The collaboration will utilise Evaxion’s EDEN-discovered antigen targets.
Evaxion has announced that it has entered into a collaboration with Afrigen Biologics to develop an mRNA prophylactic vaccine against gonorrhoea.
As part of the agreement, the Cape Town-based biotechnology company will utilise Evaxion’s EDEN-discovered gonorrhoea targets.
Gonorrhoea is a sexually transmitted disease that stems from a bacteria called Neisseria gonorrhoeae and elevates the susceptibility to HIV.
The World Health Organization (WHO) estimates that every year, there are 82 million new gonorrhoea infections.
The condition disproportionately affects women in low- and middle-income countries, and it can cause several complications, including pelvic inflammatory disease, ectopic pregnancy, infertility and infant blindness.
The partnership will explore the expression and biological activity of antigens discovered via EDEN in an mRNA format.
The partners will negotiate a subsequent agreement for clinical development and commercialisation, as well as an opportunity to involve additional partners.
Evaxion’s chief scientific officer, Birgitte Rønø, said that the collaboration offers “a unique opportunity” to deliver the company’s EDEN-identified antigens using mRNA and “accelerates clinical validation” of the platform.

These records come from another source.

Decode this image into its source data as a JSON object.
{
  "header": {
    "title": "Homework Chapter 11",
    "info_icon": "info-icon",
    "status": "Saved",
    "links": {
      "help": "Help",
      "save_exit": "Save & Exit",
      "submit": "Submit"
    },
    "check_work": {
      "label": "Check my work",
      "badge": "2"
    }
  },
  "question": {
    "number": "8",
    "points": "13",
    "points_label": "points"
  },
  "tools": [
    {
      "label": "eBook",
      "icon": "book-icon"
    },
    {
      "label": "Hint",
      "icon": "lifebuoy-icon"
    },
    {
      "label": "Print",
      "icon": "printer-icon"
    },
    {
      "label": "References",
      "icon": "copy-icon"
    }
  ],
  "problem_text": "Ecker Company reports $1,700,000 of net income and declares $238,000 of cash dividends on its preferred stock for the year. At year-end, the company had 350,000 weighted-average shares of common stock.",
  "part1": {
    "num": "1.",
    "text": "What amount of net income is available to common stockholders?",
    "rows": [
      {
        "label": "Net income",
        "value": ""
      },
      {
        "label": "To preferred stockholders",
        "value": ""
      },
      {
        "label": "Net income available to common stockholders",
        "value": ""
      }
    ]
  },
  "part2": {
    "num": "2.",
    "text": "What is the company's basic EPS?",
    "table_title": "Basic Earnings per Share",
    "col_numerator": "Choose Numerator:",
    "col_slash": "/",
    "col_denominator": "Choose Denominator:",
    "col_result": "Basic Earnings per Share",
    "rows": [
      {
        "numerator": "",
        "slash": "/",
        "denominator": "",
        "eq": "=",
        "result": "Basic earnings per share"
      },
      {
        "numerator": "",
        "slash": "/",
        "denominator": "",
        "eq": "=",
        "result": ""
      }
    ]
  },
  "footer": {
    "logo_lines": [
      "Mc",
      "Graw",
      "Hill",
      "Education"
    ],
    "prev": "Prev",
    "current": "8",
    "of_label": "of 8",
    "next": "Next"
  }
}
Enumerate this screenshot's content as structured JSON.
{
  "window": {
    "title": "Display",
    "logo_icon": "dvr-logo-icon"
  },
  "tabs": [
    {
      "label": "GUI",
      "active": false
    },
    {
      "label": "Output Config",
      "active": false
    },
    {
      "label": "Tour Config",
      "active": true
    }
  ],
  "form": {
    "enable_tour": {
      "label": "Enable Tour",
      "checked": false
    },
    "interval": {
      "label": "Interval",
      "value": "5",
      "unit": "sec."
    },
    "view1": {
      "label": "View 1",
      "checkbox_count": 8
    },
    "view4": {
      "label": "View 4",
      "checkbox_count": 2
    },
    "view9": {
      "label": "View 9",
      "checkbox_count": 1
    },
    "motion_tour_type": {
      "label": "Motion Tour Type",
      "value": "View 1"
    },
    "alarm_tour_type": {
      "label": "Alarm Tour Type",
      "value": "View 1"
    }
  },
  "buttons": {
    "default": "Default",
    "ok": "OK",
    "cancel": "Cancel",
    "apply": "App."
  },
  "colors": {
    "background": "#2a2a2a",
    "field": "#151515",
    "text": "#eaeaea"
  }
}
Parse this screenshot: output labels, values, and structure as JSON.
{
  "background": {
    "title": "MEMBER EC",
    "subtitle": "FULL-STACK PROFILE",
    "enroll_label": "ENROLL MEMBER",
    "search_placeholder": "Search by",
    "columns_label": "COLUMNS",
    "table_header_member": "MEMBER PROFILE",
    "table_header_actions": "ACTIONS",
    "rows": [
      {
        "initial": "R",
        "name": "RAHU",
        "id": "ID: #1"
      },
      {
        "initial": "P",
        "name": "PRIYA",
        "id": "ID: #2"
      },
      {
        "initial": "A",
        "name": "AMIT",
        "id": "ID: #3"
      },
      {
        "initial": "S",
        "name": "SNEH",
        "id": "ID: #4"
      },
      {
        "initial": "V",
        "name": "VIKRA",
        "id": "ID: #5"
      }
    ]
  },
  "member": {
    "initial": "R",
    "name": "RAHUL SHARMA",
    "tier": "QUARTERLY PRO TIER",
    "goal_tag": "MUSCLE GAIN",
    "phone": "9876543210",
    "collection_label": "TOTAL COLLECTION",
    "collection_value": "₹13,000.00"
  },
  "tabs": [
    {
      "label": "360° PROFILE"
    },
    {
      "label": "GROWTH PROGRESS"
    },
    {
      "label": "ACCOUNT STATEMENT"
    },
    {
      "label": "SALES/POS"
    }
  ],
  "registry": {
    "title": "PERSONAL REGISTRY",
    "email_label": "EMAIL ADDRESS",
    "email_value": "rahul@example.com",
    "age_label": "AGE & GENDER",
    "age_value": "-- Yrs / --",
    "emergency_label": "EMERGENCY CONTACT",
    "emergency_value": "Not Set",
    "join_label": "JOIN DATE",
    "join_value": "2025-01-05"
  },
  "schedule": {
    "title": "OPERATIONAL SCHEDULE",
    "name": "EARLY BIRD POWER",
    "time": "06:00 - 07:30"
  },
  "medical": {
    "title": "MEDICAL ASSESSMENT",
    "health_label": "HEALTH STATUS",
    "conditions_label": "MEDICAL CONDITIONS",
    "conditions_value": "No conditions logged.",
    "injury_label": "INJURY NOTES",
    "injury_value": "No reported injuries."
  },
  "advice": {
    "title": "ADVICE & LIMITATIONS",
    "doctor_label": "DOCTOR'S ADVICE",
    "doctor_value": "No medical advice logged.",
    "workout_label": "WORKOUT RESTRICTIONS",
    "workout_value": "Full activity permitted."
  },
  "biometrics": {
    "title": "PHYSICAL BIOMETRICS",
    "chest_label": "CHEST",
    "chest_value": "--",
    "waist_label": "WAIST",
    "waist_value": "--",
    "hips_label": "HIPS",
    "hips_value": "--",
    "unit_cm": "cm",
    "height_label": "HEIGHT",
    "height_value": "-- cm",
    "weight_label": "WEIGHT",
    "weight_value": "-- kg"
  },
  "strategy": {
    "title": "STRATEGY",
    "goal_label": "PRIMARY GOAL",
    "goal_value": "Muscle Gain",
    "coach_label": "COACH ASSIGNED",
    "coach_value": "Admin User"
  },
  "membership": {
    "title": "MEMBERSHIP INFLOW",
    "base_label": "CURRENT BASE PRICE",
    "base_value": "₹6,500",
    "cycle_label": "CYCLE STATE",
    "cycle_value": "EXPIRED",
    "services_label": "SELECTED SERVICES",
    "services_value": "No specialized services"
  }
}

Evaxion’s EDEN is a proprietary platform that uses artificial intelligence to identify antigens that will trigger a robust and highly protective immune response against all bacterial infectious diseases.
Previously, EDEN-discovered antigens have demonstrated high levels of protection in preclinical studies.
“This partnership has the potential to address a serious unmet global medical need against the pathogen for which no vaccine currently exists,” added Rønø.
Afrigen’s managing director, Professor Petro Terblanche, commented: “This innovative exciting partnership enables the mRNA technology platform established at Afrigen through the support of the WHO and the Medicines Patent Pool to expand the pipeline of products to be developed for the mRNA programme.”
He said that the collaboration also “supports the sustainability of manufacturing capacity being created in the low- or middle-income country partners”.